Bloomberg columnist Ben Schott recently suggested that Amazon and Facebook should be given seats at the United Nations. The argument is that since these giant corporations exercise the power and influence of a modern nation state — and in many cases, considerably more power and influence — they should be held accountable to the same mechanisms governing international relations. There is certainly some logic to this proposal, especially given concerns over the role Big Tech already plays in global politics, whether facilitating electoral interference, censoring information, or providing the facial recognition software for tracking down political dissidents.
Yet the political use of technology is also nothing new. Technical innovation — particularly the development of “machine intelligence” — has always evolved hand-in-hand with political innovation. The English mathematician Charles Babbage is generally credited with inventing the first computer, but in fact he made a more lasting contribution to political economy. A prototype of his Difference Engine, a calculating machine, was produced in 1822, but like many generously funded government schemes the finished product disappeared beneath mounting costs, increasing delays, and contractual disputes with the chief engineer. And perhaps just as well; the completed machine would have involved 25,000 individual parts and weighed over four tons. Yet as Babbage explained in his book On the Economy of Machinery and Manufactures (1832), the mechanization of mental labor was only partly intended to redress “the inattention, the idleness, or the dishonesty of human agents.” Its principal benefit was managerial. Mechanization allowed one to clearly individuate the various sub-processes involved in any complex operation, and thereby improve their overall efficiency. This became known as the Babbage Principle, the financially cut-throat extension of Adam Smith’s division of labor and a forerunner of modern management practices of reducing labor costs by differentiating between high-skill and low-skill tasks and paying workers accordingly. From its very beginning, then, the concept of “machine intelligence” had a double meaning, ambiguous between the apparently purposeful behavior of the machinery and the information such machinery allows you to gather about your employees.

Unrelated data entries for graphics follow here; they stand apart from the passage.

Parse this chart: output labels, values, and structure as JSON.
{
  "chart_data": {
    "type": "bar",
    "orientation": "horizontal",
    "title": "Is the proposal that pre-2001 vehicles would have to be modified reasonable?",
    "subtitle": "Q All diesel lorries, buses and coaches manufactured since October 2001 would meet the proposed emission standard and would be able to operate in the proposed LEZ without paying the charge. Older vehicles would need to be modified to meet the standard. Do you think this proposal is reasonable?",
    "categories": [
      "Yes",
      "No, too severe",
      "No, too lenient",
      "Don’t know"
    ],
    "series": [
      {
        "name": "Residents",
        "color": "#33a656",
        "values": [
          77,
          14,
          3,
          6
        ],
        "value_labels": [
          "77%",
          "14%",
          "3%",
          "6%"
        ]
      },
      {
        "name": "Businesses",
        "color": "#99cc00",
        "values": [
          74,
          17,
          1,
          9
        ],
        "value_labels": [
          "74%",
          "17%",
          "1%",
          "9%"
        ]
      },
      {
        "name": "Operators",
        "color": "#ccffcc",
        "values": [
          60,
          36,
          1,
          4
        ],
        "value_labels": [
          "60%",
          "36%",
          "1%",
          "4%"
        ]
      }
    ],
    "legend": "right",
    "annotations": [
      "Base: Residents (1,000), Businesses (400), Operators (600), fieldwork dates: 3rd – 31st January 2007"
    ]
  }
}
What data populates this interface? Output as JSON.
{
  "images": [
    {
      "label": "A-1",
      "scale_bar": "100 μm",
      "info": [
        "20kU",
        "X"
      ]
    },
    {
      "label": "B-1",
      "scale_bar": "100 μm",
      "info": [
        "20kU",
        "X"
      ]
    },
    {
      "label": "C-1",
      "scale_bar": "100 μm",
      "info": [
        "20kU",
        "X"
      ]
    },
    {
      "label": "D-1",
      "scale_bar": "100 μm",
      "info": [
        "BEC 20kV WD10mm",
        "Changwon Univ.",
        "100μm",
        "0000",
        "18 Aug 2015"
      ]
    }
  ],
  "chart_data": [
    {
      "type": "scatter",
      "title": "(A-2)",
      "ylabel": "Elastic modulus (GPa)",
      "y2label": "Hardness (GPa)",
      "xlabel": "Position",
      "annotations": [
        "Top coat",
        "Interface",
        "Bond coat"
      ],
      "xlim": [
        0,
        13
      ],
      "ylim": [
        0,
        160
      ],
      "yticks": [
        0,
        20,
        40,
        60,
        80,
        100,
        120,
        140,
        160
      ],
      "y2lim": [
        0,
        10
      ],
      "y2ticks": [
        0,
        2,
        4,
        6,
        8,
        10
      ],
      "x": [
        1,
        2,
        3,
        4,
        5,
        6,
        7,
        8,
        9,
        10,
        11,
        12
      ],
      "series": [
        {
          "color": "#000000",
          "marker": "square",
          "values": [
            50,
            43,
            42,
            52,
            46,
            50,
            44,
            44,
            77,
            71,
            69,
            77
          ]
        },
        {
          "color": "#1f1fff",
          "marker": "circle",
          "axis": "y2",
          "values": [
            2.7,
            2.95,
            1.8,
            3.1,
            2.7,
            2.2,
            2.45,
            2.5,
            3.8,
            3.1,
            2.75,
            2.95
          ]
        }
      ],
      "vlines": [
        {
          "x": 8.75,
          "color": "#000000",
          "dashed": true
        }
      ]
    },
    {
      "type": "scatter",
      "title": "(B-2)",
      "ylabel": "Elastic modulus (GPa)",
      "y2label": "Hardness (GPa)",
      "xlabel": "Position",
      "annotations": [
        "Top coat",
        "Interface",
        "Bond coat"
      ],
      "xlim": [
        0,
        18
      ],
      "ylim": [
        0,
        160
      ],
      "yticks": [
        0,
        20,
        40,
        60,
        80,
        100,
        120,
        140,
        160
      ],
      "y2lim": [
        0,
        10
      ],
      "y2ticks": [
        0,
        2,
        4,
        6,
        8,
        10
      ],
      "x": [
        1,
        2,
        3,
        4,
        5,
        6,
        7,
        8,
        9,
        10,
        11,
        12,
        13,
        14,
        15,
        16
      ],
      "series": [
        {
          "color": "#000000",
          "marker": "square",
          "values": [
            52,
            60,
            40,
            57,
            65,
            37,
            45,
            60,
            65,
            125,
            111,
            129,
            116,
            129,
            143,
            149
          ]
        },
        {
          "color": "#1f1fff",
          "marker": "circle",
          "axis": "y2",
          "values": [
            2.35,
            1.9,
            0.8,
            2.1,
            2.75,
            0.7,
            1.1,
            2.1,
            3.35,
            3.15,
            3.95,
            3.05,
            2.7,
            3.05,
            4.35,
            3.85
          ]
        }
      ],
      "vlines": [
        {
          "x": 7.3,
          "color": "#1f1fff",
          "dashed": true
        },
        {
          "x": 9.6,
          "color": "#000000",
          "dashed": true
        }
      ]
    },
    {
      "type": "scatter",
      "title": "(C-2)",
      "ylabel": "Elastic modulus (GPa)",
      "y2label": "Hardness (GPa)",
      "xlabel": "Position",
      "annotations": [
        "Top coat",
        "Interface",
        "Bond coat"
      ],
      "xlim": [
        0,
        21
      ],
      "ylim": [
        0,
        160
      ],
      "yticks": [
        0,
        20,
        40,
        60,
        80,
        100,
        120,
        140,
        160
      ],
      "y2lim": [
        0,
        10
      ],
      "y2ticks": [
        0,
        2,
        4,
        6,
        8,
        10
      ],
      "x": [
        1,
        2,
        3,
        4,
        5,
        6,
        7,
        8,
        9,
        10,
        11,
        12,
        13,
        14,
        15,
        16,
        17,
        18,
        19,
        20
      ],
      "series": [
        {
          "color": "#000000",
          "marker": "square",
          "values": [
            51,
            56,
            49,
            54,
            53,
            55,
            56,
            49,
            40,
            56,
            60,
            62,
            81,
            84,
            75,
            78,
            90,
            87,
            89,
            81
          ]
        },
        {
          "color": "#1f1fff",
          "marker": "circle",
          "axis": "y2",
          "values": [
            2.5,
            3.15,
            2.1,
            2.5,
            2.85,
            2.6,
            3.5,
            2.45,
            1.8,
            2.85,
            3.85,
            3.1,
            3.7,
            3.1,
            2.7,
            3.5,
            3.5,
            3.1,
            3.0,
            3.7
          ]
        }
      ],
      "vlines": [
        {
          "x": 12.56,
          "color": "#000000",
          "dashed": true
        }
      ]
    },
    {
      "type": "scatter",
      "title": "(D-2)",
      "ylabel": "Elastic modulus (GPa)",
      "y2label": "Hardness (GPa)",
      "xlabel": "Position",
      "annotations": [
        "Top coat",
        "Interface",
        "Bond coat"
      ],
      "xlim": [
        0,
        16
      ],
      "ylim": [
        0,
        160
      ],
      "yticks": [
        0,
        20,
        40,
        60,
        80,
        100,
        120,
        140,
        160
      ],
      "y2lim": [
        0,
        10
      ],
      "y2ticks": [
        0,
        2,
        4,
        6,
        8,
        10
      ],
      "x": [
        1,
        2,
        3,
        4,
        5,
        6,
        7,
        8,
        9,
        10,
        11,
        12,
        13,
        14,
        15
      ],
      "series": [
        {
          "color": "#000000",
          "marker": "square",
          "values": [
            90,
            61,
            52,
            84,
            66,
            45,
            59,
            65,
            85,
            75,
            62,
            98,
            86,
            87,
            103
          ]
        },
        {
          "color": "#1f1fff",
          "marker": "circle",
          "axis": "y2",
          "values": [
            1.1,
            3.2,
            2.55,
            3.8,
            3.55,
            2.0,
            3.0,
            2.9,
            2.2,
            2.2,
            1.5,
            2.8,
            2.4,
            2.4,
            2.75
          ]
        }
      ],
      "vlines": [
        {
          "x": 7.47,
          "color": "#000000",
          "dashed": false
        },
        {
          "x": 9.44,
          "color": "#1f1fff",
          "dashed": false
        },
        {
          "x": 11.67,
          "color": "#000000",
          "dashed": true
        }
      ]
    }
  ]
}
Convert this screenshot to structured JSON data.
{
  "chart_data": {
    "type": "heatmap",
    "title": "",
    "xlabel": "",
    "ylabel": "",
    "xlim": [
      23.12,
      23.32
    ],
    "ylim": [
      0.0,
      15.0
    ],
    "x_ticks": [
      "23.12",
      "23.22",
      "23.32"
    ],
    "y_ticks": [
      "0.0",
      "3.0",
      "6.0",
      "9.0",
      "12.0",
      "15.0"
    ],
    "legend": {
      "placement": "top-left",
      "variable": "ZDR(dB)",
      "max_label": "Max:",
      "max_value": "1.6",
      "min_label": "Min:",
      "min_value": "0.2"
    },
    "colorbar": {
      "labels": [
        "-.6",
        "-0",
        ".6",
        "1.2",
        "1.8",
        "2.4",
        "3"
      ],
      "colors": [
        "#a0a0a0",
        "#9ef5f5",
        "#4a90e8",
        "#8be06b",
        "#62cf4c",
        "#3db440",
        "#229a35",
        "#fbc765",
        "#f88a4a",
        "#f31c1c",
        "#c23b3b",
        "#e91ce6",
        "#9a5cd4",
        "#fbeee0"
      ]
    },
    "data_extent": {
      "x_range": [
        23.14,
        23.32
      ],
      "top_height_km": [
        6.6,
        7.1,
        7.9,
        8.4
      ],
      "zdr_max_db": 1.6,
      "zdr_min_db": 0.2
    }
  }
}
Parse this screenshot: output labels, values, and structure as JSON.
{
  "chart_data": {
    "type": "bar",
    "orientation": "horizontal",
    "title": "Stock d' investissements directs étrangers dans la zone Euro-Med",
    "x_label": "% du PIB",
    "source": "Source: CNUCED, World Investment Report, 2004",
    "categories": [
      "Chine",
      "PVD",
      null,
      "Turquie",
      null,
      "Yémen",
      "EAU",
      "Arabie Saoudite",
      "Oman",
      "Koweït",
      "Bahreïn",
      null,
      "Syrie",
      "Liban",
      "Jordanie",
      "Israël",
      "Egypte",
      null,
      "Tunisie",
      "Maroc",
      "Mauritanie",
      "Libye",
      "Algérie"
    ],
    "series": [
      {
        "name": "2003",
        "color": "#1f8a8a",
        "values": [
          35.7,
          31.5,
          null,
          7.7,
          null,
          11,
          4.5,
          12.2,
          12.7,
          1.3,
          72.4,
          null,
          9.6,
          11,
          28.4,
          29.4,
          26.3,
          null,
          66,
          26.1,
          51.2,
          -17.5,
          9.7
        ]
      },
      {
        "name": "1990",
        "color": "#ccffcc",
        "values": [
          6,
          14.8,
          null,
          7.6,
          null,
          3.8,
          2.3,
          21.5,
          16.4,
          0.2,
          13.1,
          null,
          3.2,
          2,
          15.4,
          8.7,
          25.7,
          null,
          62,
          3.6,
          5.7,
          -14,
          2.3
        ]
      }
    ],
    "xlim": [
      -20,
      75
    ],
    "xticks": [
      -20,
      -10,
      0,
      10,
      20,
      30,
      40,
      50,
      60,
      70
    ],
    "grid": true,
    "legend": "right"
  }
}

These two interrelated issues of technological control and political control frame the recommendations advanced in Human-Centered AI, a new book by computer scientist Ben Shneiderman. Beginning in the 1980s, Shneiderman pioneered the research and design of some of the familiar ways in which we have all come to operate personal computers through screens — for example, using highlighted hyperlinks and touchscreen keyboards. He has also long been critical of the direction of artificial intelligence research, and its narrow-minded focus on purely technical innovation. By contrast, his proposed “Human-Centered Artificial Intelligence” (HCAI) framework recommends using AI to provide practical solutions to everyday problems, seeking “not to replace people but to empower them.”
It sounds promising in concept. Yet in the writeup, we encounter passages like this:
HCAI is based on processes that extend user-experience design methods of user observation, stakeholder engagement, usability testing, iterative refinement, and continuing evaluation of human performance in the use of systems that employ AI algorithms such as machine learning. The goal is to create products and services that amplify, augment, empower, and enhance human performance. HCAI systems emphasize human control, while embedding high levels of automation.